Jakarta (ANTARA) - Pemerintah melalui Kemenkumham telah mengeluarkan kebijakan tentang pembebasan narapidana dan anak dari lembaga pemasyarakatan, rumah tahanan negara, dan lembaga pembinaan khusus anak untuk mengikuti program asimilasi dan integrasi sebagai upaya pencegahan dan penanggulangan penyebaran COVID-19 di lapas, rutan, dan LPKA.

Hingga 20 April 2020, Direktorat Jenderal Pemasyarakatan (Ditjenpas) Kemenkumham mencatat 38.822 narapidana dan anak telah dikeluarkan terkait dengan kebijakan itu.

Dari 38.822 narapidana dan anak yang telah dikeluarkan sebanyak 36.641 orang, di antaranya keluar penjara melalui program asimilasi yang terdiri atas 35.738 narapidana dan 903 anak. Demikian penjelasan Kepala Bagian Humas Direktorat Jenderal Pemasyarakatan (Ditjenpas) Kemenkumham Rika Aprianti.

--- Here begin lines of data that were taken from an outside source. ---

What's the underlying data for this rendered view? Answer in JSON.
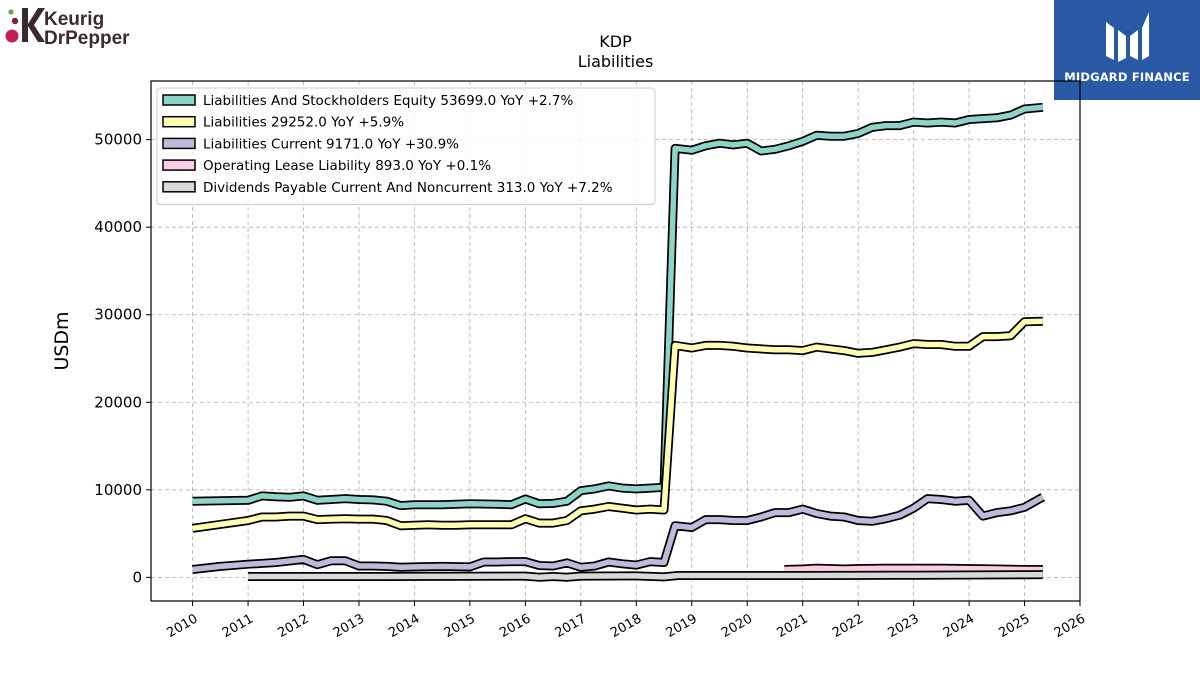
{
  "logos": {
    "left_line1": "Keurig",
    "left_line2": "DrPepper",
    "right_text": "MIDGARD FINANCE"
  },
  "chart_data": {
    "type": "line",
    "title": "KDP",
    "subtitle": "Liabilities",
    "xlabel": "",
    "ylabel": "USDm",
    "xlim": [
      2009.25,
      2026.0
    ],
    "ylim": [
      -2700,
      56700
    ],
    "grid": true,
    "legend_position": "top-left",
    "x_ticks": [
      2010,
      2011,
      2012,
      2013,
      2014,
      2015,
      2016,
      2017,
      2018,
      2019,
      2020,
      2021,
      2022,
      2023,
      2024,
      2025,
      2026
    ],
    "y_ticks": [
      0,
      10000,
      20000,
      30000,
      40000,
      50000
    ],
    "series": [
      {
        "name": "Liabilities And Stockholders Equity",
        "legend": "Liabilities And Stockholders Equity  53699.0 YoY +2.7%",
        "color": "#8dd3c7",
        "points": [
          [
            2010.0,
            8700
          ],
          [
            2010.5,
            8750
          ],
          [
            2011.0,
            8800
          ],
          [
            2011.25,
            9300
          ],
          [
            2011.5,
            9200
          ],
          [
            2011.75,
            9150
          ],
          [
            2012.0,
            9300
          ],
          [
            2012.25,
            8800
          ],
          [
            2012.5,
            8900
          ],
          [
            2012.75,
            9000
          ],
          [
            2013.0,
            8900
          ],
          [
            2013.25,
            8850
          ],
          [
            2013.5,
            8700
          ],
          [
            2013.75,
            8200
          ],
          [
            2014.0,
            8300
          ],
          [
            2014.5,
            8300
          ],
          [
            2015.0,
            8400
          ],
          [
            2015.5,
            8350
          ],
          [
            2015.75,
            8300
          ],
          [
            2016.0,
            8950
          ],
          [
            2016.25,
            8400
          ],
          [
            2016.5,
            8450
          ],
          [
            2016.75,
            8700
          ],
          [
            2017.0,
            9900
          ],
          [
            2017.25,
            10100
          ],
          [
            2017.5,
            10450
          ],
          [
            2017.75,
            10200
          ],
          [
            2018.0,
            10100
          ],
          [
            2018.25,
            10200
          ],
          [
            2018.5,
            10300
          ],
          [
            2018.7,
            49000
          ],
          [
            2019.0,
            48800
          ],
          [
            2019.25,
            49300
          ],
          [
            2019.5,
            49600
          ],
          [
            2019.75,
            49400
          ],
          [
            2020.0,
            49600
          ],
          [
            2020.25,
            48700
          ],
          [
            2020.5,
            48900
          ],
          [
            2020.75,
            49300
          ],
          [
            2021.0,
            49800
          ],
          [
            2021.25,
            50500
          ],
          [
            2021.5,
            50400
          ],
          [
            2021.75,
            50400
          ],
          [
            2022.0,
            50700
          ],
          [
            2022.25,
            51400
          ],
          [
            2022.5,
            51600
          ],
          [
            2022.75,
            51600
          ],
          [
            2023.0,
            52000
          ],
          [
            2023.25,
            51900
          ],
          [
            2023.5,
            52000
          ],
          [
            2023.75,
            51900
          ],
          [
            2024.0,
            52300
          ],
          [
            2024.25,
            52400
          ],
          [
            2024.5,
            52500
          ],
          [
            2024.75,
            52800
          ],
          [
            2025.0,
            53500
          ],
          [
            2025.33,
            53699
          ]
        ]
      },
      {
        "name": "Liabilities",
        "legend": "Liabilities  29252.0 YoY +5.9%",
        "color": "#ffffb3",
        "points": [
          [
            2010.0,
            5600
          ],
          [
            2010.5,
            6050
          ],
          [
            2011.0,
            6500
          ],
          [
            2011.25,
            6900
          ],
          [
            2011.5,
            6900
          ],
          [
            2011.75,
            7000
          ],
          [
            2012.0,
            7000
          ],
          [
            2012.25,
            6600
          ],
          [
            2012.5,
            6650
          ],
          [
            2012.75,
            6700
          ],
          [
            2013.0,
            6650
          ],
          [
            2013.25,
            6650
          ],
          [
            2013.5,
            6500
          ],
          [
            2013.75,
            5900
          ],
          [
            2014.0,
            5950
          ],
          [
            2014.25,
            6000
          ],
          [
            2014.5,
            5950
          ],
          [
            2014.75,
            5950
          ],
          [
            2015.0,
            6000
          ],
          [
            2015.5,
            6000
          ],
          [
            2015.75,
            6000
          ],
          [
            2016.0,
            6700
          ],
          [
            2016.25,
            6200
          ],
          [
            2016.5,
            6200
          ],
          [
            2016.75,
            6500
          ],
          [
            2017.0,
            7600
          ],
          [
            2017.25,
            7800
          ],
          [
            2017.5,
            8100
          ],
          [
            2017.75,
            7900
          ],
          [
            2018.0,
            7700
          ],
          [
            2018.25,
            7800
          ],
          [
            2018.5,
            7700
          ],
          [
            2018.7,
            26500
          ],
          [
            2019.0,
            26200
          ],
          [
            2019.25,
            26500
          ],
          [
            2019.5,
            26500
          ],
          [
            2019.75,
            26400
          ],
          [
            2020.0,
            26200
          ],
          [
            2020.25,
            26100
          ],
          [
            2020.5,
            26000
          ],
          [
            2020.75,
            26000
          ],
          [
            2021.0,
            25900
          ],
          [
            2021.25,
            26300
          ],
          [
            2021.5,
            26100
          ],
          [
            2021.75,
            25900
          ],
          [
            2022.0,
            25600
          ],
          [
            2022.25,
            25700
          ],
          [
            2022.5,
            26000
          ],
          [
            2022.75,
            26300
          ],
          [
            2023.0,
            26700
          ],
          [
            2023.25,
            26600
          ],
          [
            2023.5,
            26600
          ],
          [
            2023.75,
            26400
          ],
          [
            2024.0,
            26400
          ],
          [
            2024.25,
            27500
          ],
          [
            2024.5,
            27500
          ],
          [
            2024.75,
            27600
          ],
          [
            2025.0,
            29200
          ],
          [
            2025.33,
            29252
          ]
        ]
      },
      {
        "name": "Liabilities Current",
        "legend": "Liabilities Current  9171.0 YoY +30.9%",
        "color": "#bebada",
        "points": [
          [
            2010.0,
            900
          ],
          [
            2010.5,
            1250
          ],
          [
            2011.0,
            1500
          ],
          [
            2011.5,
            1700
          ],
          [
            2012.0,
            2050
          ],
          [
            2012.25,
            1450
          ],
          [
            2012.5,
            1900
          ],
          [
            2012.75,
            1900
          ],
          [
            2013.0,
            1300
          ],
          [
            2013.25,
            1300
          ],
          [
            2013.5,
            1250
          ],
          [
            2013.75,
            1150
          ],
          [
            2014.0,
            1200
          ],
          [
            2014.5,
            1250
          ],
          [
            2015.0,
            1200
          ],
          [
            2015.25,
            1750
          ],
          [
            2015.5,
            1750
          ],
          [
            2015.75,
            1800
          ],
          [
            2016.0,
            1800
          ],
          [
            2016.25,
            1350
          ],
          [
            2016.5,
            1300
          ],
          [
            2016.75,
            1650
          ],
          [
            2017.0,
            1150
          ],
          [
            2017.25,
            1300
          ],
          [
            2017.5,
            1750
          ],
          [
            2017.75,
            1550
          ],
          [
            2018.0,
            1400
          ],
          [
            2018.25,
            1800
          ],
          [
            2018.5,
            1700
          ],
          [
            2018.7,
            5900
          ],
          [
            2019.0,
            5700
          ],
          [
            2019.25,
            6600
          ],
          [
            2019.5,
            6600
          ],
          [
            2019.75,
            6500
          ],
          [
            2020.0,
            6500
          ],
          [
            2020.25,
            6900
          ],
          [
            2020.5,
            7400
          ],
          [
            2020.75,
            7400
          ],
          [
            2021.0,
            7800
          ],
          [
            2021.25,
            7300
          ],
          [
            2021.5,
            7000
          ],
          [
            2021.75,
            6900
          ],
          [
            2022.0,
            6500
          ],
          [
            2022.25,
            6400
          ],
          [
            2022.5,
            6700
          ],
          [
            2022.75,
            7100
          ],
          [
            2023.0,
            7900
          ],
          [
            2023.25,
            9000
          ],
          [
            2023.5,
            8900
          ],
          [
            2023.75,
            8700
          ],
          [
            2024.0,
            8800
          ],
          [
            2024.25,
            7000
          ],
          [
            2024.5,
            7400
          ],
          [
            2024.75,
            7600
          ],
          [
            2025.0,
            8000
          ],
          [
            2025.33,
            9171
          ]
        ]
      },
      {
        "name": "Operating Lease Liability",
        "legend": "Operating Lease Liability  893.0 YoY +0.1%",
        "color": "#fccde5",
        "points": [
          [
            2020.67,
            900
          ],
          [
            2021.0,
            950
          ],
          [
            2021.25,
            1050
          ],
          [
            2021.5,
            1000
          ],
          [
            2021.75,
            950
          ],
          [
            2022.0,
            1000
          ],
          [
            2022.5,
            1050
          ],
          [
            2023.0,
            1050
          ],
          [
            2023.5,
            1050
          ],
          [
            2024.0,
            1000
          ],
          [
            2024.5,
            950
          ],
          [
            2025.0,
            900
          ],
          [
            2025.33,
            893
          ]
        ]
      },
      {
        "name": "Dividends Payable Current And Noncurrent",
        "legend": "Dividends Payable Current And Noncurrent  313.0 YoY +7.2%",
        "color": "#d9d9d9",
        "points": [
          [
            2011.0,
            100
          ],
          [
            2012.0,
            100
          ],
          [
            2013.0,
            100
          ],
          [
            2014.0,
            110
          ],
          [
            2015.0,
            130
          ],
          [
            2016.0,
            150
          ],
          [
            2016.25,
            20
          ],
          [
            2016.5,
            100
          ],
          [
            2016.75,
            20
          ],
          [
            2017.0,
            150
          ],
          [
            2017.5,
            160
          ],
          [
            2018.0,
            170
          ],
          [
            2018.5,
            50
          ],
          [
            2018.75,
            210
          ],
          [
            2019.0,
            210
          ],
          [
            2020.0,
            210
          ],
          [
            2021.0,
            210
          ],
          [
            2022.0,
            230
          ],
          [
            2023.0,
            250
          ],
          [
            2024.0,
            270
          ],
          [
            2025.0,
            300
          ],
          [
            2025.33,
            313
          ]
        ]
      }
    ]
  }
}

Sementara itu, 2.181 orang lainnya menghirup udara bebas melalui program hak integrasi, baik berupa pembebasan bersyarat, cuti bersyarat, maupun cuti menjelang bebas, dengan perincian 2.145 napi dan 36 anak. Data ini dikumpulkan dari 525 unit pelaksana teknis (UPT) pemasyarakatan.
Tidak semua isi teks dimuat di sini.